Where they fit, honestly

It would be easy to think modern deep learning made all of this obsolete. It did not — it changed where the lines are drawn. The Markov assumption is genuinely limiting: an HMM forgets everything but the current state, so it struggles with long-range dependencies that a recurrent network or a transformer handles with ease. For raw accuracy on big labeled corpora, neural sequence models usually win.

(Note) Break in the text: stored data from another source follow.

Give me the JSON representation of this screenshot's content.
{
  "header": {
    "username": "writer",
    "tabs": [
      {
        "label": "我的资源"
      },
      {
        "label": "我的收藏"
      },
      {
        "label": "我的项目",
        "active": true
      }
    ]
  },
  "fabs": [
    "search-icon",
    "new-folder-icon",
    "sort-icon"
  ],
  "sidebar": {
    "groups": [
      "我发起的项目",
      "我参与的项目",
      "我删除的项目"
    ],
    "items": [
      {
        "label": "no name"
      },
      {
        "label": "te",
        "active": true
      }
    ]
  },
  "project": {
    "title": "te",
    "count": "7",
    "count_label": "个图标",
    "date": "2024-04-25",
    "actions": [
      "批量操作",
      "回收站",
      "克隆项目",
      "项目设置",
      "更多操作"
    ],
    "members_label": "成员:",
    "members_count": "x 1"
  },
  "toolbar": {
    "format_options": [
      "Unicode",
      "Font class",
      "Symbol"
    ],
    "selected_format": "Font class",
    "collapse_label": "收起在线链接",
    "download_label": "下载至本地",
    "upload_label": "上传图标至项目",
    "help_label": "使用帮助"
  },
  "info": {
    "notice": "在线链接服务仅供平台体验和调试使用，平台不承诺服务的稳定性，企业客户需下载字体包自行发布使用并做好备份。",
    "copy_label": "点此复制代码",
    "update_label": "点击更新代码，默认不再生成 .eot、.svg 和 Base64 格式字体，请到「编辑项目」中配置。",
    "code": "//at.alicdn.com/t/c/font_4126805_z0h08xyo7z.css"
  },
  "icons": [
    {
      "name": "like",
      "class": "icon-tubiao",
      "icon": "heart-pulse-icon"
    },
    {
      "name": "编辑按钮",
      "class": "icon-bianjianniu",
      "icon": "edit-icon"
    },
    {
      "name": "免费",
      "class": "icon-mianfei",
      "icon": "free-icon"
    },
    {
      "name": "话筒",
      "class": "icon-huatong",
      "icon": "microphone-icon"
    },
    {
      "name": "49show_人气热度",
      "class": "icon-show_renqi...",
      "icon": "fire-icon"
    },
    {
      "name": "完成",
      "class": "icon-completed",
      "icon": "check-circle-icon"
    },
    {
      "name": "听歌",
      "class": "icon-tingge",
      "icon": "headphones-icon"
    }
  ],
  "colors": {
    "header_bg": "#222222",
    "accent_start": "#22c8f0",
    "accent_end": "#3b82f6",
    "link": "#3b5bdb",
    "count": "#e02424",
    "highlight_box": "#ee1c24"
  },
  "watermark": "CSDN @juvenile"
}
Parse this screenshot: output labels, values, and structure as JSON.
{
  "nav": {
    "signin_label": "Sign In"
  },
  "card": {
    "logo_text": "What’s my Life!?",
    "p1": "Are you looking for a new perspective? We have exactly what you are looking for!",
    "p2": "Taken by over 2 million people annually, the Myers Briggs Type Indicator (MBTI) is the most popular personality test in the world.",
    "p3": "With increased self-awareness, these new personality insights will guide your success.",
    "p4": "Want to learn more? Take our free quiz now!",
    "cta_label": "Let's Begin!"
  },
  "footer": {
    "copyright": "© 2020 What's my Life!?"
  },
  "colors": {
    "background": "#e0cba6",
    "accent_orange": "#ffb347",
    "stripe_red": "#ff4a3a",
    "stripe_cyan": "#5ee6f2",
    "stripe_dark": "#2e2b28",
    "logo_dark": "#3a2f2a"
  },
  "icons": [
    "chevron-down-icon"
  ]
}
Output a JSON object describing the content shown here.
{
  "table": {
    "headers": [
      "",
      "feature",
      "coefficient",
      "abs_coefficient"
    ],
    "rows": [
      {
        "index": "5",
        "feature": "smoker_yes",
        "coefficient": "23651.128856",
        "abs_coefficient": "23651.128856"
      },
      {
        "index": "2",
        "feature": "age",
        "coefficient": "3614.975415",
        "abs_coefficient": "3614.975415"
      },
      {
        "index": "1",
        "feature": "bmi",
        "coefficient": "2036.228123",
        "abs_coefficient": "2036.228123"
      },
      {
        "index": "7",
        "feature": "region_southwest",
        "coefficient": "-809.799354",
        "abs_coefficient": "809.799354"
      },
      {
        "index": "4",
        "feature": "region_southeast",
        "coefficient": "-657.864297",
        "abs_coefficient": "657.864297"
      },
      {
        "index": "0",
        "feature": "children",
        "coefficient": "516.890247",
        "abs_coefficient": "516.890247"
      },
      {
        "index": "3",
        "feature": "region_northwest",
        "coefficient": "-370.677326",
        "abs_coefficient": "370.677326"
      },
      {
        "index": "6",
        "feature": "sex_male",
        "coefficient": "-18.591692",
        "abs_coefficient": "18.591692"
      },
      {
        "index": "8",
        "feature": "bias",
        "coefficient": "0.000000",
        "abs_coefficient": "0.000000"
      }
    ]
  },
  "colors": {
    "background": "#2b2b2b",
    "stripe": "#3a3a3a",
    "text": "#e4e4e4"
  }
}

But graphical models still earn their place for three honest reasons. They are interpretable: the arrows and tables mean something a person can read and argue with. They are data-frugal: a well-structured Bayesian network can reason sensibly from a handful of examples where a deep network would just overfit. And they handle missing data and uncertainty natively — you can observe some variables, leave others blank, and still get a coherent answer with calibrated confidence, not a guess dressed up as certainty.

The deeper lesson outlives any one technique. The two big ideas here — factor a hard problem along a graph of dependencies, and reason about hidden causes from visible effects — reappear everywhere downstream. When exact inference gets too expensive, the next guides reach for variational inference and sampling. And the modern probabilistic toolkit, from variational autoencoders to deep latent-variable models, is in large part these same graphical-model ideas wearing neural-network clothes.